Plus que jamais, la Charte éthique est nécessaire
La justice se voit actuellement confrontée à des critiques émanant du Parlement, des médias, de la société civile et même, plus récemment, de la Faculté. On nous reproche tantôt de ne pas en faire assez pour atteindre nos objectifs. Tantôt de ne pas fonctionner de manière efficace. Tantôt encore de juger selon des critères plus politiques que juridiques. Ces critiques sont naturellement graves et doivent être prises au sérieux. D’aucuns suggèrent que, devant l’urgence et la nécessité, il y aurait lieu de modifier notre organisation et notre fonctionnement. On va jusqu’à soutenir qu’il faudrait remettre en cause les principes énoncés dans notre Charte éthique.
La Charte éthique comme un référent général
Ce serait oublier un peu vite qui nous sommes et pourquoi nous nous sommes dotés de ces principes. Ils expriment en effet des règles de vie à l’intérieur de notre Tribunal pour que nous puissions accomplir au mieux notre mission fondamentale qui est de rendre des décisions impartiales et de bonne qualité dans un climat de travail le plus harmonieux possible. Si nous avons édicté ces règles, c’est que nous étions conscients de devoir remplir un mandat de service public. Elles traduisent l’idée que nous ne sommes pas une finalité en soi.

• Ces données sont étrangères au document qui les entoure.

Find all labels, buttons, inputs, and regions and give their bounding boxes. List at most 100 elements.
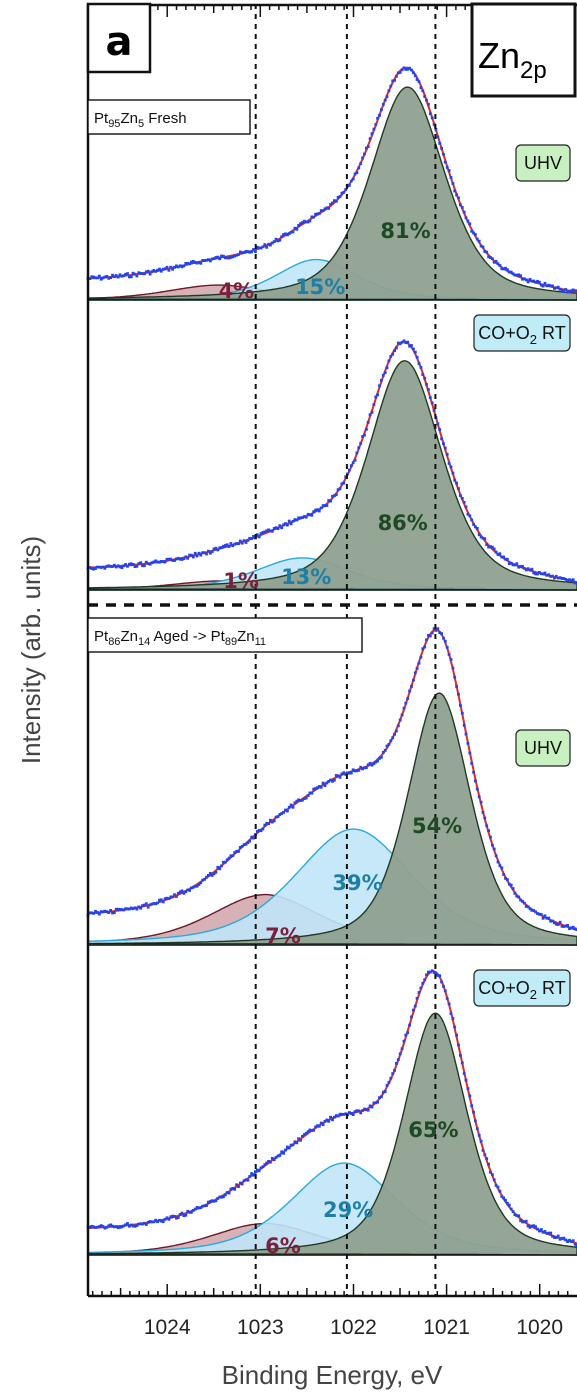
data-point	[122, 908, 126, 912]
data-point	[334, 774, 338, 777]
data-point	[524, 568, 528, 572]
data-point	[190, 260, 193, 264]
data-point	[427, 634, 430, 637]
data-point	[272, 240, 276, 243]
data-point	[436, 974, 440, 977]
data-point	[468, 222, 472, 226]
data-point	[218, 546, 222, 550]
data-point	[447, 653, 451, 656]
data-point	[504, 557, 507, 561]
data-point	[107, 1224, 111, 1228]
data-points	[86, 339, 577, 585]
data-point	[214, 1199, 218, 1203]
data-point	[304, 796, 308, 800]
data-point	[336, 1114, 340, 1118]
data-point	[276, 239, 280, 243]
data-point	[568, 1238, 571, 1242]
data-point	[428, 970, 432, 974]
data-point	[355, 451, 359, 455]
data-point	[216, 865, 220, 869]
condition-label: CO+O2 RT	[478, 323, 565, 347]
data-point	[184, 890, 188, 894]
data-point	[137, 905, 141, 909]
data-point	[269, 818, 272, 822]
data-point	[428, 634, 432, 638]
data-point	[237, 1185, 240, 1188]
component-1-percent: 54%	[412, 814, 462, 838]
data-point	[118, 273, 122, 277]
data-point	[133, 906, 137, 910]
data-point	[122, 1224, 126, 1228]
data-point	[372, 127, 376, 131]
data-point	[333, 778, 336, 782]
component-2-percent: 13%	[281, 565, 331, 589]
data-point	[252, 836, 255, 840]
data-point	[278, 813, 282, 816]
data-point	[391, 1072, 395, 1075]
data-point	[229, 256, 233, 259]
data-point	[440, 147, 443, 150]
data-point	[223, 256, 227, 260]
spectrum-panel-2	[86, 339, 577, 591]
data-point	[159, 269, 163, 273]
data-point	[169, 557, 173, 561]
data-point	[415, 667, 419, 670]
data-point	[286, 233, 289, 237]
data-point	[218, 1195, 222, 1199]
data-point	[214, 256, 218, 259]
data-point	[440, 632, 443, 635]
data-point	[442, 442, 445, 445]
data-point	[404, 341, 408, 345]
spectrum-panel-3	[86, 627, 577, 946]
data-point	[265, 1161, 269, 1165]
data-point	[558, 920, 562, 924]
data-point	[156, 268, 159, 272]
data-point	[143, 272, 146, 276]
data-point	[365, 427, 368, 431]
data-point	[553, 1236, 556, 1239]
data-point	[443, 160, 447, 164]
data-point	[494, 1184, 498, 1187]
data-point	[485, 1157, 489, 1161]
data-point	[289, 803, 293, 807]
data-point	[479, 800, 483, 804]
data-point	[494, 260, 498, 263]
data-point	[438, 428, 442, 431]
data-point	[210, 1199, 214, 1203]
data-point	[270, 820, 274, 824]
data-point	[556, 285, 560, 289]
data-point	[487, 545, 490, 549]
data-point	[517, 895, 521, 899]
data-point	[186, 888, 190, 892]
data-point	[398, 342, 402, 346]
data-point	[316, 212, 319, 216]
condition-label: UHV	[524, 153, 562, 173]
data-point	[415, 78, 419, 81]
data-point	[96, 911, 99, 914]
data-point	[178, 1213, 182, 1216]
data-point	[263, 1163, 267, 1166]
component-1-percent: 65%	[408, 1118, 458, 1142]
data-point	[287, 519, 291, 523]
data-point	[214, 546, 218, 550]
data-point	[491, 843, 494, 847]
data-point	[182, 557, 186, 560]
data-point	[302, 1133, 306, 1136]
data-point	[575, 1243, 577, 1247]
component-1-percent: 81%	[380, 219, 430, 243]
data-point	[573, 1242, 577, 1246]
x-axis-label: Binding Energy, eV	[222, 1360, 443, 1390]
data-point	[393, 732, 396, 736]
data-point	[413, 1004, 417, 1008]
data-point	[485, 250, 489, 254]
data-point	[571, 578, 575, 582]
data-point	[265, 245, 269, 249]
data-point	[325, 206, 329, 210]
data-point	[101, 565, 105, 569]
data-point	[376, 116, 379, 120]
data-point	[231, 1187, 235, 1190]
data-point	[233, 254, 237, 258]
data-point	[331, 494, 334, 498]
data-point	[395, 729, 398, 733]
data-point	[348, 184, 351, 187]
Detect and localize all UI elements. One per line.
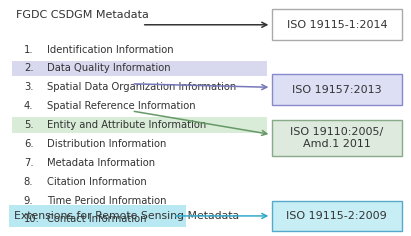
Text: ISO 19110:2005/
Amd.1 2011: ISO 19110:2005/ Amd.1 2011 xyxy=(290,127,383,149)
FancyBboxPatch shape xyxy=(272,201,402,231)
Text: Distribution Information: Distribution Information xyxy=(47,139,166,149)
Text: Spatial Reference Information: Spatial Reference Information xyxy=(47,101,196,111)
Text: 3.: 3. xyxy=(24,82,33,92)
Text: ISO 19157:2013: ISO 19157:2013 xyxy=(292,85,382,95)
Text: 4.: 4. xyxy=(24,101,33,111)
Text: 7.: 7. xyxy=(24,158,33,168)
Text: Contact Information: Contact Information xyxy=(47,215,147,224)
Text: 2.: 2. xyxy=(24,63,33,73)
Text: 5.: 5. xyxy=(24,120,33,130)
FancyBboxPatch shape xyxy=(12,61,267,76)
FancyBboxPatch shape xyxy=(272,120,402,156)
Text: 6.: 6. xyxy=(24,139,33,149)
Text: Entity and Attribute Information: Entity and Attribute Information xyxy=(47,120,206,130)
Text: Spatial Data Organization Information: Spatial Data Organization Information xyxy=(47,82,236,92)
Text: 1.: 1. xyxy=(24,45,33,55)
Text: FGDC CSDGM Metadata: FGDC CSDGM Metadata xyxy=(16,10,148,20)
FancyBboxPatch shape xyxy=(272,9,402,40)
Text: 8.: 8. xyxy=(24,177,33,187)
Text: 9.: 9. xyxy=(24,196,33,206)
FancyBboxPatch shape xyxy=(272,74,402,105)
Text: Metadata Information: Metadata Information xyxy=(47,158,155,168)
Text: Extensions for Remote Sensing Metadata: Extensions for Remote Sensing Metadata xyxy=(14,211,240,221)
Text: Identification Information: Identification Information xyxy=(47,45,174,55)
Text: 10.: 10. xyxy=(24,215,40,224)
FancyBboxPatch shape xyxy=(12,117,267,133)
Text: Data Quality Information: Data Quality Information xyxy=(47,63,171,73)
FancyBboxPatch shape xyxy=(9,205,186,227)
Text: Time Period Information: Time Period Information xyxy=(47,196,167,206)
Text: ISO 19115-1:2014: ISO 19115-1:2014 xyxy=(286,20,387,30)
Text: ISO 19115-2:2009: ISO 19115-2:2009 xyxy=(286,211,387,221)
Text: Citation Information: Citation Information xyxy=(47,177,147,187)
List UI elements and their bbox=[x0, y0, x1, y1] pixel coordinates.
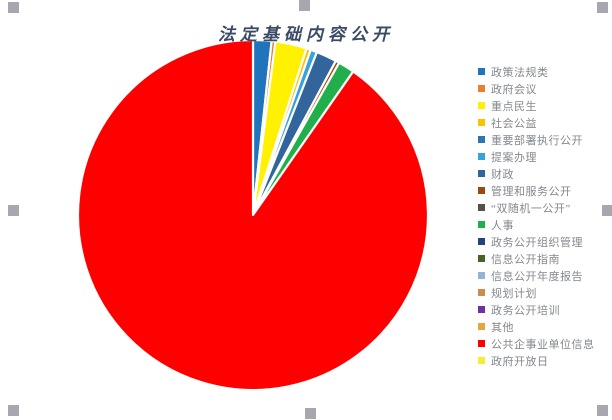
legend-item[interactable]: 其他 bbox=[478, 318, 595, 335]
selection-handle-top-right[interactable] bbox=[597, 2, 608, 13]
legend-label: 政务公开培训 bbox=[491, 304, 560, 317]
legend-swatch-icon bbox=[478, 68, 485, 75]
legend-swatch-icon bbox=[478, 255, 485, 262]
legend-swatch-icon bbox=[478, 153, 485, 160]
legend-swatch-icon bbox=[478, 187, 485, 194]
legend-label: 政策法规类 bbox=[491, 66, 549, 79]
legend-item[interactable]: 重要部署执行公开 bbox=[478, 131, 595, 148]
legend-label: 规划计划 bbox=[491, 287, 537, 300]
legend-item[interactable]: 重点民生 bbox=[478, 97, 595, 114]
selection-handle-top-center[interactable] bbox=[299, 0, 310, 11]
legend-label: 提案办理 bbox=[491, 151, 537, 164]
legend-item[interactable]: 管理和服务公开 bbox=[478, 182, 595, 199]
selection-handle-bottom-right[interactable] bbox=[597, 405, 608, 416]
legend-label: 人事 bbox=[491, 219, 514, 232]
legend-swatch-icon bbox=[478, 323, 485, 330]
legend-item[interactable]: 政策法规类 bbox=[478, 63, 595, 80]
legend-label: 其他 bbox=[491, 321, 514, 334]
chart-legend: 政策法规类政府会议重点民生社会公益重要部署执行公开 提案办理财政管理和服务公开 “双… bbox=[478, 63, 595, 369]
legend-label: 公共企事业单位信息 bbox=[491, 338, 595, 351]
legend-item[interactable]: “双随机一公开” bbox=[478, 199, 595, 216]
legend-swatch-icon bbox=[478, 238, 485, 245]
chart-title[interactable]: 法定基础内容公开 bbox=[218, 25, 394, 44]
legend-label: 政府开放日 bbox=[491, 355, 549, 368]
legend-swatch-icon bbox=[478, 136, 485, 143]
legend-label: 政府会议 bbox=[491, 83, 537, 96]
legend-swatch-icon bbox=[478, 221, 485, 228]
legend-label: 信息公开年度报告 bbox=[491, 270, 583, 283]
legend-label: 信息公开指南 bbox=[491, 253, 560, 266]
selection-handle-bottom-left[interactable] bbox=[8, 405, 19, 416]
selection-handle-middle-left[interactable] bbox=[8, 205, 19, 216]
legend-swatch-icon bbox=[478, 204, 485, 211]
selection-handle-middle-right[interactable] bbox=[602, 205, 612, 216]
legend-label: 重点民生 bbox=[491, 100, 537, 113]
legend-swatch-icon bbox=[478, 340, 485, 347]
legend-swatch-icon bbox=[478, 306, 485, 313]
legend-item[interactable]: 政务公开组织管理 bbox=[478, 233, 595, 250]
legend-label: 财政 bbox=[491, 168, 514, 181]
legend-item[interactable]: 社会公益 bbox=[478, 114, 595, 131]
legend-label: 政务公开组织管理 bbox=[491, 236, 583, 249]
legend-item[interactable]: 公共企事业单位信息 bbox=[478, 335, 595, 352]
pie-slice-公共企事业单位信息[interactable] bbox=[76, 38, 430, 392]
legend-item[interactable]: 信息公开指南 bbox=[478, 250, 595, 267]
selection-handle-top-left[interactable] bbox=[8, 2, 19, 13]
legend-item[interactable]: 人事 bbox=[478, 216, 595, 233]
legend-item[interactable]: 政府会议 bbox=[478, 80, 595, 97]
legend-label: “双随机一公开” bbox=[491, 202, 571, 215]
legend-swatch-icon bbox=[478, 272, 485, 279]
legend-item[interactable]: 财政 bbox=[478, 165, 595, 182]
legend-swatch-icon bbox=[478, 102, 485, 109]
legend-swatch-icon bbox=[478, 85, 485, 92]
legend-swatch-icon bbox=[478, 170, 485, 177]
legend-item[interactable]: 信息公开年度报告 bbox=[478, 267, 595, 284]
legend-item[interactable]: 政府开放日 bbox=[478, 352, 595, 369]
legend-swatch-icon bbox=[478, 357, 485, 364]
selection-handle-bottom-center[interactable] bbox=[305, 408, 316, 419]
legend-swatch-icon bbox=[478, 289, 485, 296]
legend-item[interactable]: 提案办理 bbox=[478, 148, 595, 165]
legend-label: 管理和服务公开 bbox=[491, 185, 572, 198]
legend-label: 社会公益 bbox=[491, 117, 537, 130]
legend-label: 重要部署执行公开 bbox=[491, 134, 583, 147]
legend-swatch-icon bbox=[478, 119, 485, 126]
legend-item[interactable]: 政务公开培训 bbox=[478, 301, 595, 318]
legend-item[interactable]: 规划计划 bbox=[478, 284, 595, 301]
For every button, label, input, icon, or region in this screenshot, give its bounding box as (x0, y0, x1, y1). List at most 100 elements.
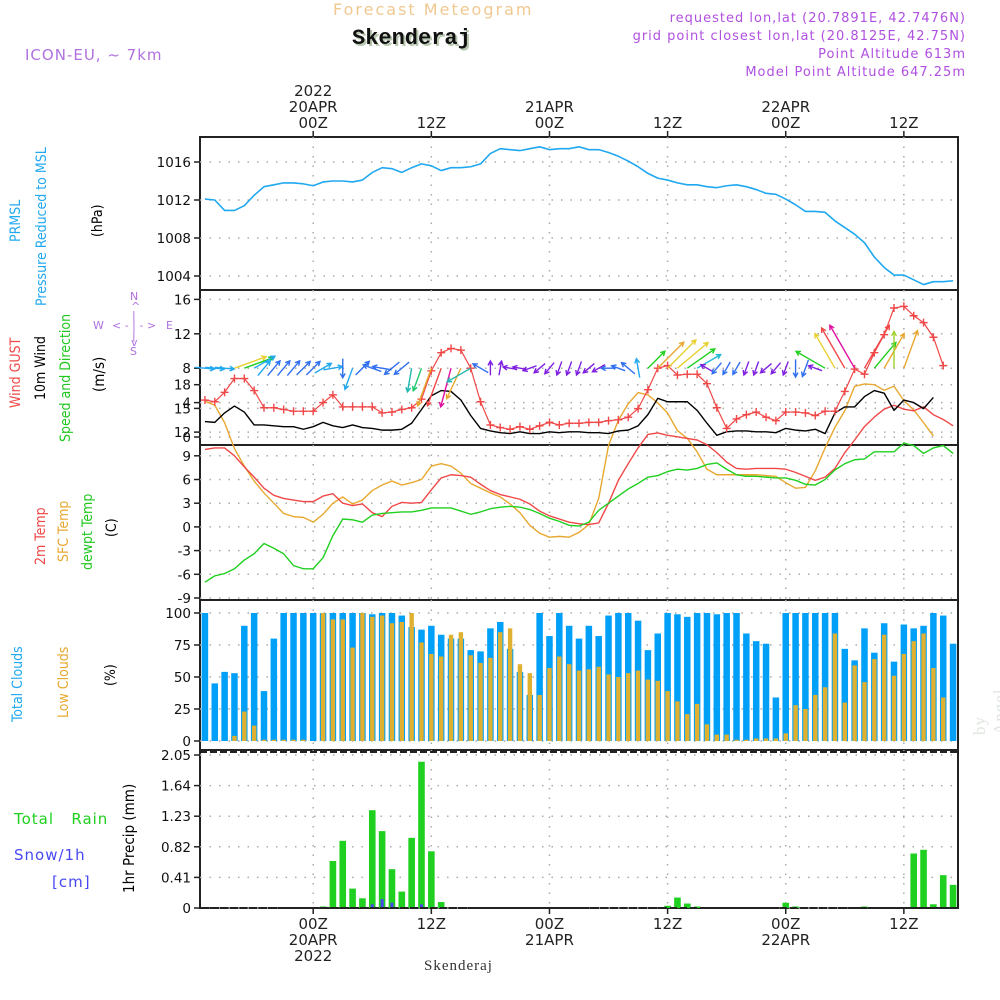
panel-precip: 0 0.41 0.82 1.23 1.64 2.05 (161, 748, 959, 917)
wind-arrow (759, 363, 773, 374)
total-cloud-bar (743, 633, 750, 741)
wind-arrow (873, 341, 897, 369)
wind-arrow (234, 355, 268, 369)
low-cloud-bar (242, 711, 247, 741)
total-cloud-bar (949, 643, 957, 741)
gust-marker (604, 416, 613, 425)
gust-marker (752, 408, 761, 417)
wind-arrow (393, 361, 410, 376)
y-tick-label: 0 (182, 734, 191, 750)
wind-arrow (253, 355, 277, 369)
bottom-time-label: 00Z (771, 915, 800, 933)
total-cloud-bar (713, 614, 721, 741)
wind-arrow (521, 365, 537, 373)
low-cloud-bar (872, 659, 877, 741)
wind-arrow (610, 364, 626, 372)
low-cloud-bar (232, 735, 237, 741)
gust-marker (801, 408, 810, 417)
gust-marker (348, 402, 357, 411)
low-cloud-bar (724, 734, 729, 741)
gust-marker (584, 418, 593, 427)
wind-arrow (800, 359, 810, 378)
compass-icon: N ^ | W < - | - > E | v S (93, 290, 173, 358)
low-cloud-bar (468, 655, 473, 741)
panel-frame-precip (199, 749, 959, 909)
wind-arrow (305, 360, 322, 376)
total-cloud-bar (723, 613, 730, 741)
total-cloud-bar (762, 643, 770, 741)
gust-marker (240, 374, 249, 383)
wind-arrow (686, 348, 717, 369)
low-cloud-bar (527, 673, 532, 741)
wind-arrow (487, 359, 494, 376)
wind-arrow (891, 329, 898, 369)
gust-marker (830, 407, 839, 416)
gust-marker (850, 365, 859, 374)
sfc-temp-line (204, 383, 934, 538)
gust-marker (693, 370, 702, 379)
wind-arrow (732, 361, 741, 376)
bottom-time-label: 20APR (289, 931, 338, 949)
y-tick-label: 0.41 (161, 870, 191, 886)
wind-arrow (555, 361, 563, 377)
top-time-label: 22APR (761, 98, 810, 116)
low-cloud-bar (783, 733, 788, 741)
low-cloud-bar (251, 725, 257, 741)
y-tick-label: 0 (182, 901, 191, 917)
wind-arrow (711, 362, 722, 375)
wind-arrow (829, 323, 856, 369)
low-cloud-bar (301, 739, 306, 741)
low-cloud-bar (350, 647, 355, 741)
rain-bar (683, 903, 691, 908)
total-cloud-bar (211, 683, 219, 741)
forecast-title: Forecast Meteogram (333, 0, 534, 19)
y-tick-label: 1.64 (161, 779, 191, 795)
gust-marker (456, 346, 465, 355)
gust-marker (535, 421, 544, 430)
wind-arrow (314, 362, 333, 374)
gust-marker (279, 405, 288, 414)
y-tick-label: 12 (174, 327, 191, 343)
y-tick-label: 8 (182, 361, 191, 377)
bottom-station-label: Skenderaj (424, 958, 493, 974)
low-cloud-bar (813, 694, 818, 741)
rain-bar (428, 851, 435, 908)
low-cloud-bar (488, 657, 493, 741)
gust-marker (722, 424, 731, 433)
gust-marker (624, 413, 633, 422)
total-cloud-bar (939, 615, 947, 741)
low-cloud-bar (320, 613, 326, 741)
y-tick-label: 3 (182, 496, 191, 512)
wind-arrow (814, 332, 836, 369)
gust-marker (328, 390, 337, 399)
gust-marker (230, 374, 239, 383)
gust-marker (427, 366, 436, 375)
low-cloud-bar (773, 738, 779, 741)
low-cloud-bar (360, 613, 365, 741)
bottom-time-label: 12Z (889, 915, 918, 933)
low-cloud-bar (714, 734, 720, 741)
y-tick-label: 18 (174, 378, 191, 394)
low-cloud-bar (281, 739, 286, 741)
y-tick-label: 1004 (157, 269, 191, 285)
low-cloud-bar (753, 738, 759, 741)
gust-marker (299, 407, 308, 416)
wind-arrow (770, 362, 782, 375)
wind-arrow (699, 363, 714, 373)
wind-arrow (647, 350, 666, 369)
top-time-label: 12Z (889, 114, 918, 132)
gust-marker (634, 404, 643, 413)
gust-marker (496, 423, 505, 432)
wind-arrow (742, 361, 750, 377)
gust-marker (614, 415, 623, 424)
gust-marker (397, 405, 406, 414)
low-cloud-bar (704, 724, 710, 741)
gust-marker (732, 414, 741, 423)
precip-label-total: Total (14, 810, 55, 828)
compass-e: E (166, 319, 173, 332)
wind-arrow (343, 367, 354, 391)
wind-arrow (794, 350, 826, 369)
panel-pressure: 1004 1008 1012 1016 (157, 136, 959, 291)
low-cloud-bar (911, 641, 916, 741)
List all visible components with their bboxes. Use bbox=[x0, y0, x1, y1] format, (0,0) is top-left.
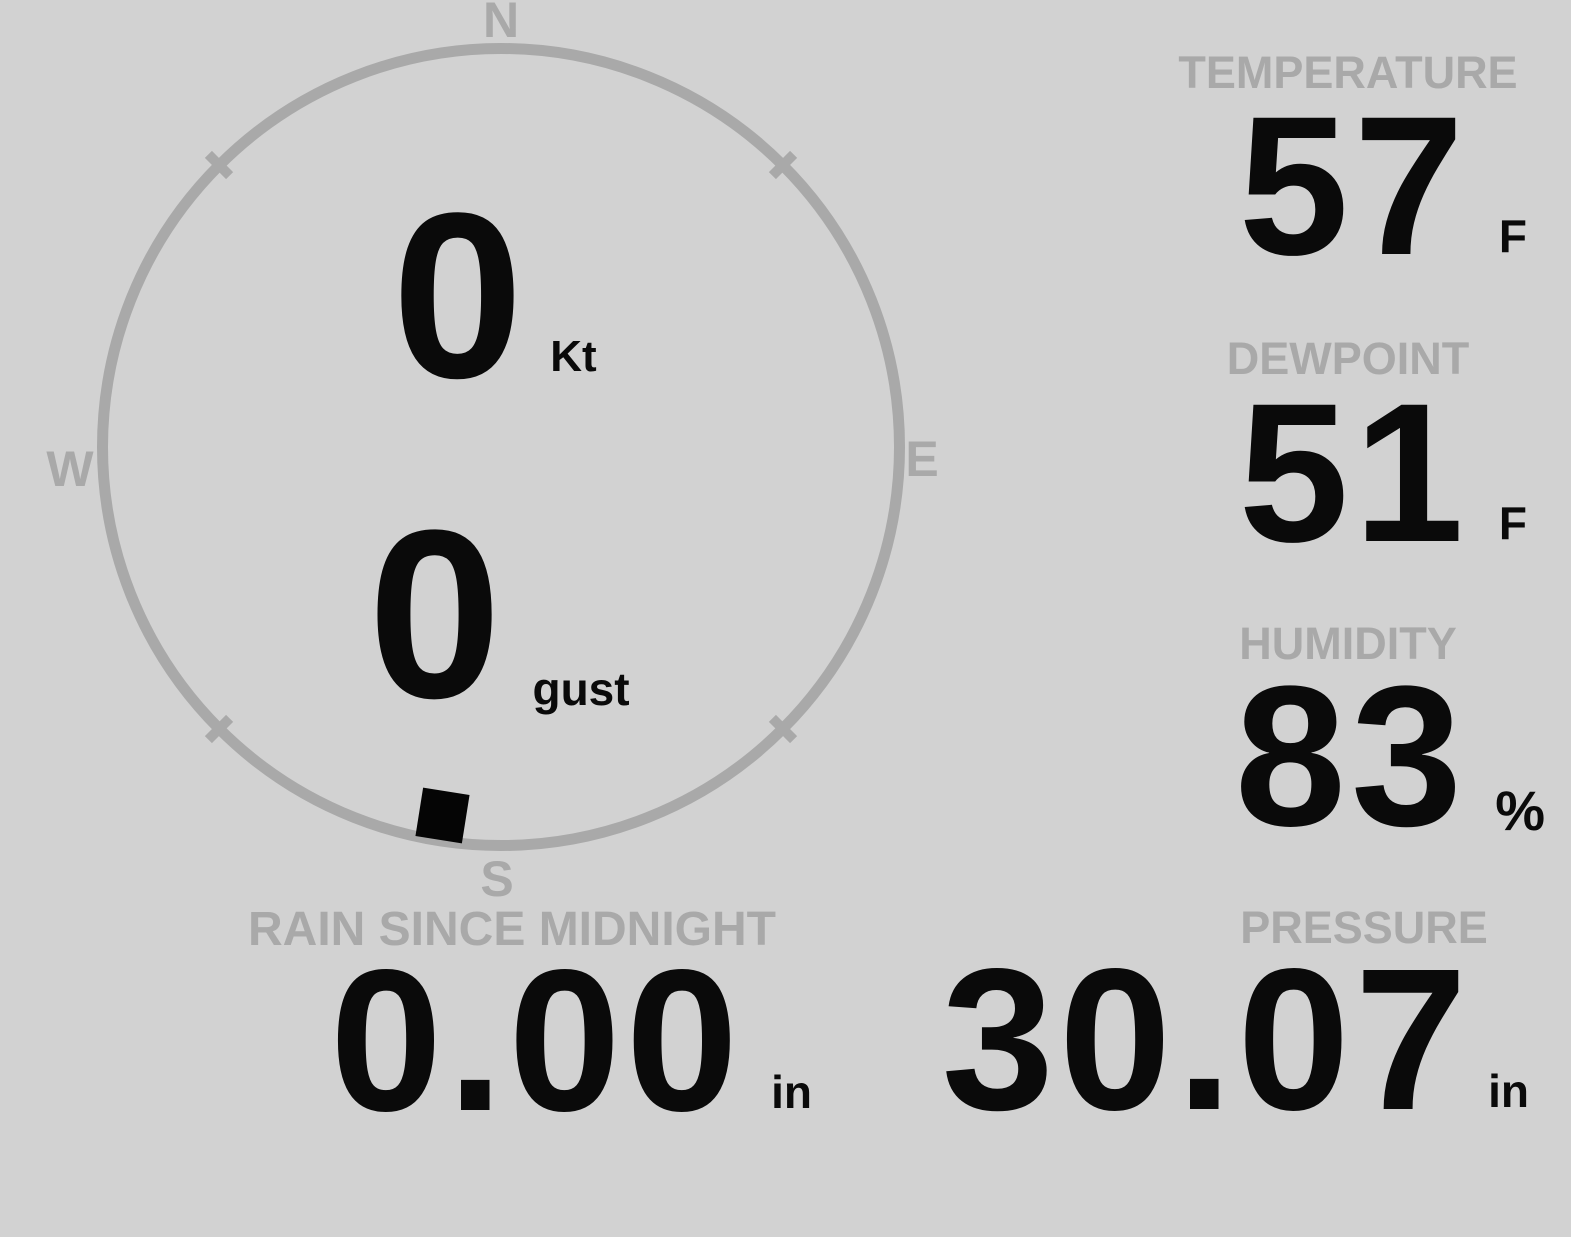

«La Charte éthique rappelle les principes fondamentaux de notre fonctionnement. Elle exprime les principes qui doivent nous guider pour surmonter toutes les difficultés qui sont étrangères aux causes elles-mêmes.»
Gérald Bovier
Et pourtant ces règles ne sont pas, il est vrai, aisées à vivre au quotidien. Il faut y travailler. Nous tous qui composons le tribunal sommes l’expression de la société globale. Dans toute sa variété, sa richesse, mais aussi dans toutes ses contradictions. Une société divisée et parfois même écartelée, lorsqu’il s’agit d’apprécier les sujets de société contemporains. Il faut donc porter une réflexion sur la façon d’œuvrer ensemble. C’est là que des règles de conduite, comme un référent général, sont les bienvenues. Bien que générales et non contraignantes, elles sont utiles. Même si elles interpellent et interrogent, sans répondre définitivement. Jusqu’où va l’indépendance ? Peut-on être impartial, alors que chacun a sa culture, son parcours de vie, ses valeurs ? Où commence le préjugé ? Jusqu’où va le respect de l’autre, lorsqu’un juge doit dans le même temps affirmer son indépendance?
Trouver un équilibre
Et pourtant, nous devons trouver un modus vivendi. C’est une affaire d’équilibre. Comme toujours, lorsqu’il est question de vivre et de travailler ensemble. Le monde qui nous entoure est devenu hypercritique. Nous vivons dans ce monde, au cœur de ses réalités, de ses évolutions. Nous ne pouvons pas y échapper. Mais nous avons un mandat constitutionnel, le citoyen nous fait confiance. Nous devons nous montrer dignes de cette confiance, malgré la polarisation de la société et malgré les attentes contradictoires qu’elle génère.
La Charte éthique rappelle les principes fondamentaux de notre fonctionnement. Elle exprime les principes qui doivent nous guider pour surmonter toutes les difficultés qui sont étrangères aux causes elles-mêmes. Les principes qu’elle énonce doivent nous aider à nous concentrer sur l’essentiel, doivent nous permettre de prendre la distance qui convient pour mieux pouvoir juger. Elle est donc plus nécessaire que jamais dans le contexte actuel. Elle doit nous inspirer pour affirmer notre indépendance comme institution, notre rôle de 3ème pouvoir, au-dessus de la mêlée. Soyons fiers de ce texte et du rôle pionnier que nous avons pu assumer en l’adoptant!